Another important factor to consider is product mix. With a small SKU (stock-keeping unit) base, often automation doesn’t make sense. And with a huge SKU base, there will be products that don’t lend themselves to automation.
With any significant investment, you need to partner with an organization that has deep experience with the technologies that are being considered and … in-depth knowledge of the process that is being automated.
Q: How can a goods-to-person system reduce the amount of labor needed to fill orders?
A: In most order picking operations, there is a considerable amount of walking between pick faces to find the SKUs associated with a given order or set of orders. Goods-to-person eliminates the walking and allows the operator to just pick. I have seen studies that [show] that 75% of the time [required] to assemble an order in a manual picking environment is walking or “non-picking” time. So eliminating walking will reduce the amount of labor needed.

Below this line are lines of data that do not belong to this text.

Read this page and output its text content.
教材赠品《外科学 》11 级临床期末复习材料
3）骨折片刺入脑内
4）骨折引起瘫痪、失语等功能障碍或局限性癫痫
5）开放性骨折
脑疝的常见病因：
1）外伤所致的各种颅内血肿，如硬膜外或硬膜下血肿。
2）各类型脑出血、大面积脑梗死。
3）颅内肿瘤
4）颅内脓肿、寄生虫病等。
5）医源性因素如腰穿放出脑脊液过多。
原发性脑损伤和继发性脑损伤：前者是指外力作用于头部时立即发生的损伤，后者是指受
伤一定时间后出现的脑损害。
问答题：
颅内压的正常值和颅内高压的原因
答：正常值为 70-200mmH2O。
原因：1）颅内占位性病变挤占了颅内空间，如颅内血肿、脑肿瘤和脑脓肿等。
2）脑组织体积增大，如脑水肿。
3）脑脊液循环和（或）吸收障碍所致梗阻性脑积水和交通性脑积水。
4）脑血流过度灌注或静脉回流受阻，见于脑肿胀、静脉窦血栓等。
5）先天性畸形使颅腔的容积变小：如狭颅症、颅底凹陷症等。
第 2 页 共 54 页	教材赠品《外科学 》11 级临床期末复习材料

The goods-to-person approach also fits perfectly with robotic picking, so even the actual picking aspect of order assembly can be automated in some instances. For these reasons, [automation offers] a significant opportunity to reduce the labor needed to fulfill a customer order.
Q: If you could pick one thing a company should do to improve its distribution center operations, what would it be?
A: Evaluate. Evaluate the opportunities for improving by considering automation. In my experience, the challenge most companies have is recognizing that automation is an alternative. The barrier to entry is far lower than most people think!